Thursday, April 4, 2013

A Word's Worth

Working shifts full time has been an adjustment. That is why by Wednesday, I am tired and have decided to make Wednesdays- Wordless by posting a picture. Wordsworth did say a picture is worth a thousand words.
That reminds me of my eighth grade English teacher, Miss Cook. She definitely encouraged my writing. She made up a folder for me, Mollie Lewis' Anthology. I wrote and wrote, instead of doing the drills we were to do for homework assignments. I learned early to get my way. I couldn't see writing unrelated sentences when I had so many stories waiting to escape from inside me. I used lovely words like emerald green salad, with all the trimmings, about a daughter who prepared a dinner for her dad. I had, and I guess I still do, a great imagination. This father was divorced before we even heard of that much in small town America as we do now.
The March weather also reminds me of Miss Cook. After a sunny, but cool day, she would remark how driving in a car made her roll down her window. I still picture her driving on a sunny Sunday with her black hair blowing in the wind. I never witnessed her driving, but I see her that way.
I read my journals from high school and realize how much I always wanted to be a writer. My daughter, Katie, who is a writer, started early, always writing in wire bound notebooks. By her actions, I felt for a while, I was just a wanna be writer. I allowed myself for the longest time to only write in private, in the early hours. How much I missed by not writing on trips, like California and Scotland, but keeping to my standard of privacy.
I think I need to get back to hand writing in a journal.

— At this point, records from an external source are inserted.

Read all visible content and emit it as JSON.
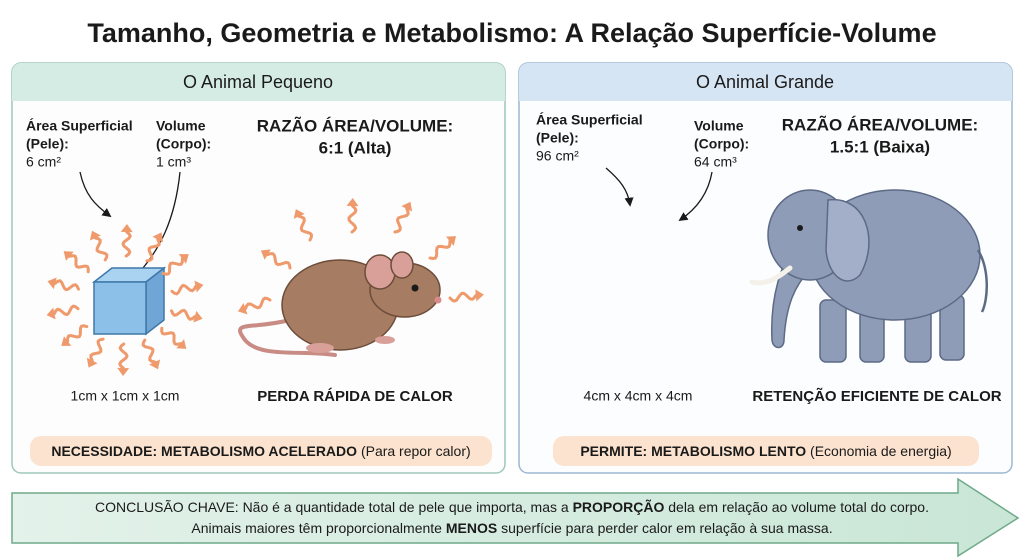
{
  "title": "Tamanho, Geometria e Metabolismo: A Relação Superfície-Volume",
  "panels": [
    {
      "heading": "O Animal Pequeno",
      "area_label": [
        "Área Superficial",
        "(Pele):"
      ],
      "area_value": "6 cm²",
      "volume_label": [
        "Volume",
        "(Corpo):"
      ],
      "volume_value": "1 cm³",
      "ratio_title": "RAZÃO ÁREA/VOLUME:",
      "ratio_value": "6:1 (Alta)",
      "dimensions": "1cm x 1cm x 1cm",
      "effect": "PERDA RÁPIDA DE CALOR",
      "footer_bold": "NECESSIDADE: METABOLISMO ACELERADO",
      "footer_note": "(Para repor calor)"
    },
    {
      "heading": "O Animal Grande",
      "area_label": [
        "Área Superficial",
        "(Pele):"
      ],
      "area_value": "96 cm²",
      "volume_label": [
        "Volume",
        "(Corpo):"
      ],
      "volume_value": "64 cm³",
      "ratio_title": "RAZÃO ÁREA/VOLUME:",
      "ratio_value": "1.5:1 (Baixa)",
      "dimensions": "4cm x 4cm x 4cm",
      "effect": "RETENÇÃO EFICIENTE DE CALOR",
      "footer_bold": "PERMITE:  METABOLISMO LENTO",
      "footer_note": "(Economia de energia)"
    }
  ],
  "conclusion": {
    "lines": [
      [
        "CONCLUSÃO CHAVE: Não é a quantidade total de pele que importa, mas a ",
        "PROPORÇÃO",
        " dela em relação ao volume total do corpo."
      ],
      [
        "Animais maiores têm proporcionalmente ",
        "MENOS",
        " superfície para perder calor em relação à sua massa."
      ]
    ]
  }
}
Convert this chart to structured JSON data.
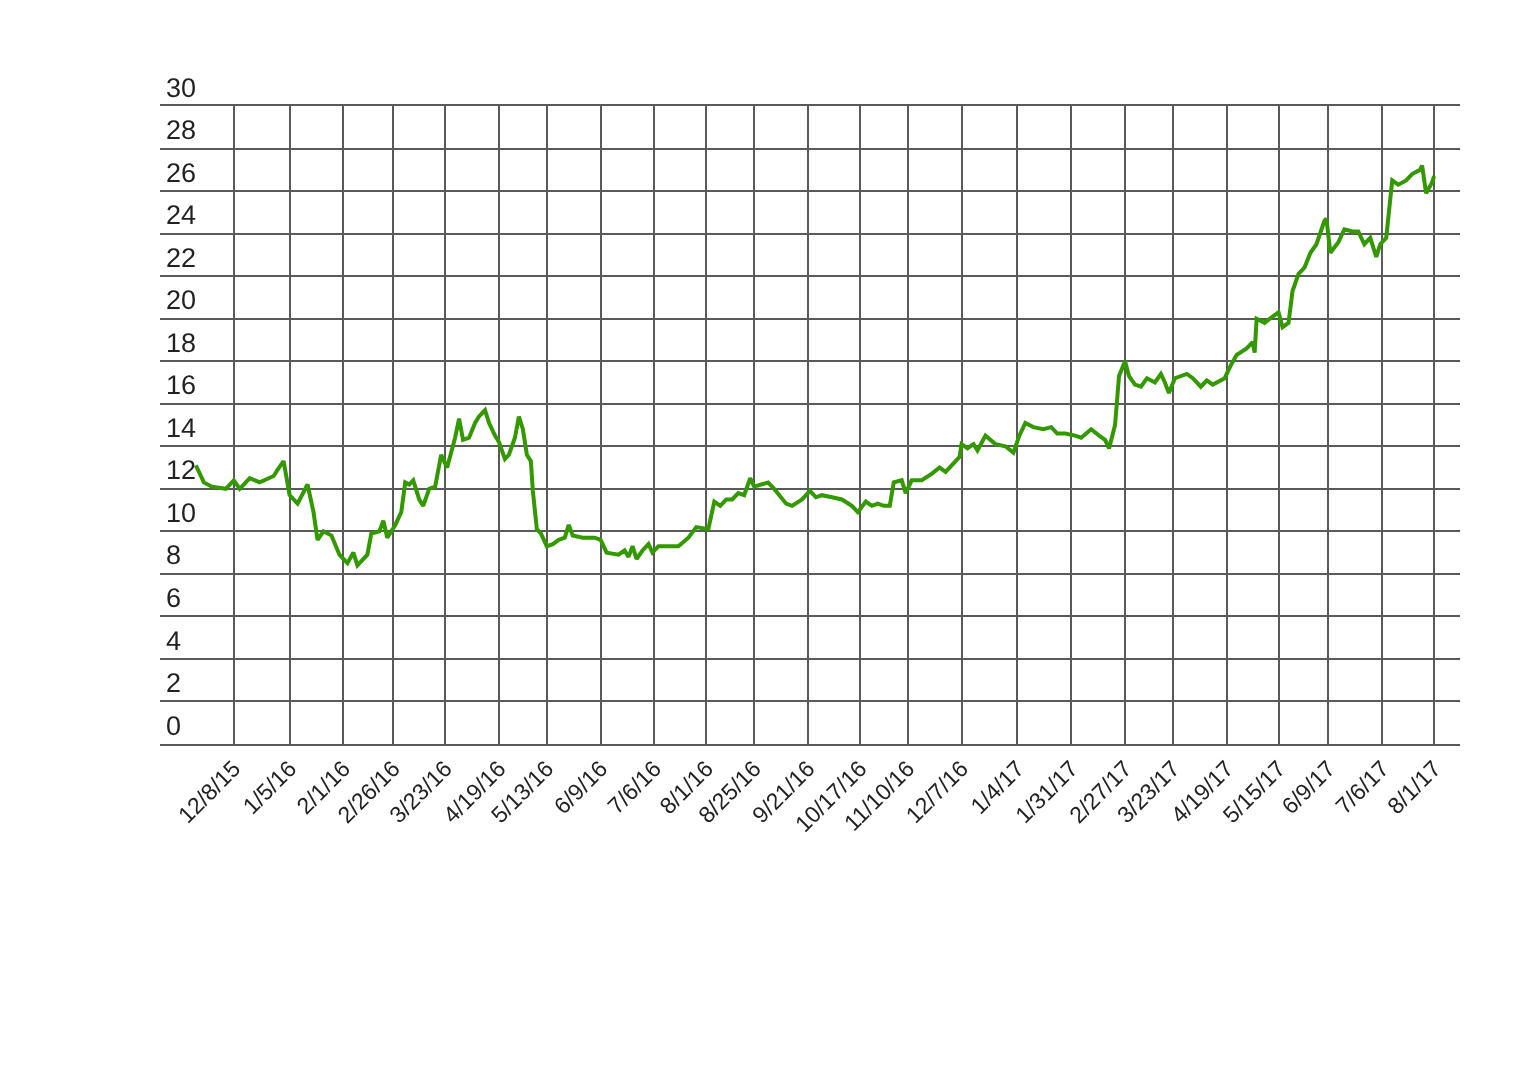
{
  "chart_data": {
    "type": "line",
    "color": "#339900",
    "x": [
      "2015-11-19",
      "2015-11-23",
      "2015-11-27",
      "2015-12-04",
      "2015-12-08",
      "2015-12-11",
      "2015-12-16",
      "2015-12-21",
      "2015-12-28",
      "2015-12-30",
      "2016-01-02",
      "2016-01-05",
      "2016-01-09",
      "2016-01-14",
      "2016-01-17",
      "2016-01-19",
      "2016-01-22",
      "2016-01-26",
      "2016-01-30",
      "2016-02-03",
      "2016-02-06",
      "2016-02-08",
      "2016-02-13",
      "2016-02-15",
      "2016-02-19",
      "2016-02-21",
      "2016-02-23",
      "2016-02-27",
      "2016-03-01",
      "2016-03-03",
      "2016-03-05",
      "2016-03-07",
      "2016-03-10",
      "2016-03-12",
      "2016-03-15",
      "2016-03-18",
      "2016-03-21",
      "2016-03-24",
      "2016-03-28",
      "2016-03-30",
      "2016-04-01",
      "2016-04-04",
      "2016-04-07",
      "2016-04-09",
      "2016-04-12",
      "2016-04-14",
      "2016-04-17",
      "2016-04-19",
      "2016-04-22",
      "2016-04-24",
      "2016-04-27",
      "2016-04-29",
      "2016-05-01",
      "2016-05-03",
      "2016-05-05",
      "2016-05-06",
      "2016-05-08",
      "2016-05-10",
      "2016-05-13",
      "2016-05-16",
      "2016-05-19",
      "2016-05-22",
      "2016-05-24",
      "2016-05-26",
      "2016-05-31",
      "2016-06-06",
      "2016-06-09",
      "2016-06-12",
      "2016-06-18",
      "2016-06-21",
      "2016-06-23",
      "2016-06-25",
      "2016-06-27",
      "2016-06-30",
      "2016-07-03",
      "2016-07-05",
      "2016-07-08",
      "2016-07-13",
      "2016-07-18",
      "2016-07-23",
      "2016-07-27",
      "2016-08-02",
      "2016-08-05",
      "2016-08-08",
      "2016-08-11",
      "2016-08-14",
      "2016-08-17",
      "2016-08-20",
      "2016-08-23",
      "2016-08-25",
      "2016-09-01",
      "2016-09-04",
      "2016-09-10",
      "2016-09-13",
      "2016-09-18",
      "2016-09-22",
      "2016-09-25",
      "2016-09-28",
      "2016-10-03",
      "2016-10-08",
      "2016-10-13",
      "2016-10-16",
      "2016-10-20",
      "2016-10-23",
      "2016-10-26",
      "2016-10-29",
      "2016-11-01",
      "2016-11-03",
      "2016-11-07",
      "2016-11-09",
      "2016-11-12",
      "2016-11-17",
      "2016-11-22",
      "2016-11-26",
      "2016-11-29",
      "2016-12-03",
      "2016-12-06",
      "2016-12-07",
      "2016-12-10",
      "2016-12-13",
      "2016-12-15",
      "2016-12-19",
      "2016-12-24",
      "2016-12-29",
      "2017-01-02",
      "2017-01-05",
      "2017-01-08",
      "2017-01-12",
      "2017-01-17",
      "2017-01-21",
      "2017-01-24",
      "2017-01-28",
      "2017-02-02",
      "2017-02-05",
      "2017-02-10",
      "2017-02-14",
      "2017-02-17",
      "2017-02-19",
      "2017-02-22",
      "2017-02-24",
      "2017-02-27",
      "2017-03-01",
      "2017-03-04",
      "2017-03-07",
      "2017-03-10",
      "2017-03-14",
      "2017-03-17",
      "2017-03-19",
      "2017-03-21",
      "2017-03-24",
      "2017-03-30",
      "2017-04-02",
      "2017-04-06",
      "2017-04-09",
      "2017-04-12",
      "2017-04-18",
      "2017-04-21",
      "2017-04-24",
      "2017-04-29",
      "2017-05-02",
      "2017-05-03",
      "2017-05-04",
      "2017-05-08",
      "2017-05-12",
      "2017-05-15",
      "2017-05-17",
      "2017-05-20",
      "2017-05-22",
      "2017-05-25",
      "2017-05-28",
      "2017-05-31",
      "2017-06-03",
      "2017-06-07",
      "2017-06-08",
      "2017-06-10",
      "2017-06-14",
      "2017-06-17",
      "2017-06-21",
      "2017-06-24",
      "2017-06-27",
      "2017-06-30",
      "2017-07-03",
      "2017-07-05",
      "2017-07-08",
      "2017-07-11",
      "2017-07-14",
      "2017-07-18",
      "2017-07-21",
      "2017-07-25",
      "2017-07-26",
      "2017-07-28",
      "2017-07-31",
      "2017-08-01"
    ],
    "values": [
      13.1,
      12.3,
      12.1,
      12.0,
      12.4,
      12.0,
      12.5,
      12.3,
      12.6,
      12.9,
      13.3,
      11.7,
      11.3,
      12.2,
      10.9,
      9.6,
      10.0,
      9.8,
      8.9,
      8.5,
      9.0,
      8.4,
      8.9,
      9.9,
      10.0,
      10.5,
      9.7,
      10.3,
      10.9,
      12.3,
      12.2,
      12.4,
      11.5,
      11.2,
      12.0,
      12.1,
      13.6,
      13.0,
      14.4,
      15.3,
      14.3,
      14.4,
      15.1,
      15.4,
      15.7,
      15.1,
      14.5,
      14.2,
      13.4,
      13.6,
      14.4,
      15.4,
      14.8,
      13.6,
      13.3,
      11.9,
      10.1,
      9.9,
      9.3,
      9.4,
      9.6,
      9.7,
      10.3,
      9.8,
      9.7,
      9.7,
      9.6,
      9.0,
      8.9,
      9.1,
      8.8,
      9.3,
      8.7,
      9.1,
      9.4,
      9.0,
      9.3,
      9.3,
      9.3,
      9.7,
      10.2,
      10.1,
      11.4,
      11.2,
      11.5,
      11.5,
      11.8,
      11.7,
      12.5,
      12.1,
      12.3,
      12.0,
      11.3,
      11.2,
      11.5,
      11.9,
      11.6,
      11.7,
      11.6,
      11.5,
      11.2,
      10.9,
      11.4,
      11.2,
      11.3,
      11.2,
      11.2,
      12.3,
      12.4,
      11.8,
      12.4,
      12.4,
      12.7,
      13.0,
      12.8,
      13.2,
      13.5,
      14.1,
      13.9,
      14.1,
      13.8,
      14.5,
      14.1,
      14.0,
      13.7,
      14.5,
      15.1,
      14.9,
      14.8,
      14.9,
      14.6,
      14.6,
      14.5,
      14.4,
      14.8,
      14.5,
      14.3,
      13.9,
      15.0,
      17.3,
      18.0,
      17.3,
      16.9,
      16.8,
      17.2,
      17.0,
      17.4,
      17.0,
      16.5,
      17.2,
      17.4,
      17.2,
      16.8,
      17.1,
      16.9,
      17.2,
      17.8,
      18.3,
      18.6,
      18.9,
      18.4,
      20.0,
      19.8,
      20.1,
      20.3,
      19.6,
      19.8,
      21.3,
      22.1,
      22.4,
      23.1,
      23.5,
      24.6,
      24.7,
      23.1,
      23.6,
      24.2,
      24.1,
      24.1,
      23.5,
      23.8,
      22.9,
      23.5,
      23.8,
      26.5,
      26.3,
      26.5,
      26.8,
      27.0,
      27.2,
      25.9,
      26.4,
      26.7
    ],
    "xlim": [
      "2015-11-01",
      "2017-08-14"
    ],
    "xticks": [
      {
        "value": "2015-12-08",
        "label": "12/8/15"
      },
      {
        "value": "2016-01-05",
        "label": "1/5/16"
      },
      {
        "value": "2016-02-01",
        "label": "2/1/16"
      },
      {
        "value": "2016-02-26",
        "label": "2/26/16"
      },
      {
        "value": "2016-03-23",
        "label": "3/23/16"
      },
      {
        "value": "2016-04-19",
        "label": "4/19/16"
      },
      {
        "value": "2016-05-13",
        "label": "5/13/16"
      },
      {
        "value": "2016-06-09",
        "label": "6/9/16"
      },
      {
        "value": "2016-07-06",
        "label": "7/6/16"
      },
      {
        "value": "2016-08-01",
        "label": "8/1/16"
      },
      {
        "value": "2016-08-25",
        "label": "8/25/16"
      },
      {
        "value": "2016-09-21",
        "label": "9/21/16"
      },
      {
        "value": "2016-10-17",
        "label": "10/17/16"
      },
      {
        "value": "2016-11-10",
        "label": "11/10/16"
      },
      {
        "value": "2016-12-07",
        "label": "12/7/16"
      },
      {
        "value": "2017-01-04",
        "label": "1/4/17"
      },
      {
        "value": "2017-01-31",
        "label": "1/31/17"
      },
      {
        "value": "2017-02-27",
        "label": "2/27/17"
      },
      {
        "value": "2017-03-23",
        "label": "3/23/17"
      },
      {
        "value": "2017-04-19",
        "label": "4/19/17"
      },
      {
        "value": "2017-05-15",
        "label": "5/15/17"
      },
      {
        "value": "2017-06-09",
        "label": "6/9/17"
      },
      {
        "value": "2017-07-06",
        "label": "7/6/17"
      },
      {
        "value": "2017-08-01",
        "label": "8/1/17"
      }
    ],
    "ylim": [
      0,
      30
    ],
    "yticks": [
      0,
      2,
      4,
      6,
      8,
      10,
      12,
      14,
      16,
      18,
      20,
      22,
      24,
      26,
      28,
      30
    ],
    "grid": true
  }
}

I try to do the electronic journal, but I have been very lax with that in the all the changes of my life recently. I think it is too much like posting in my blog or writing e-mails and Face Book posting.
"More pictures," was one of the comments when I asked about improving my blog. You can count on a picture on Wednesdays, anyways. I will work more in with my writing. Who am I to argue with William Wordsworth?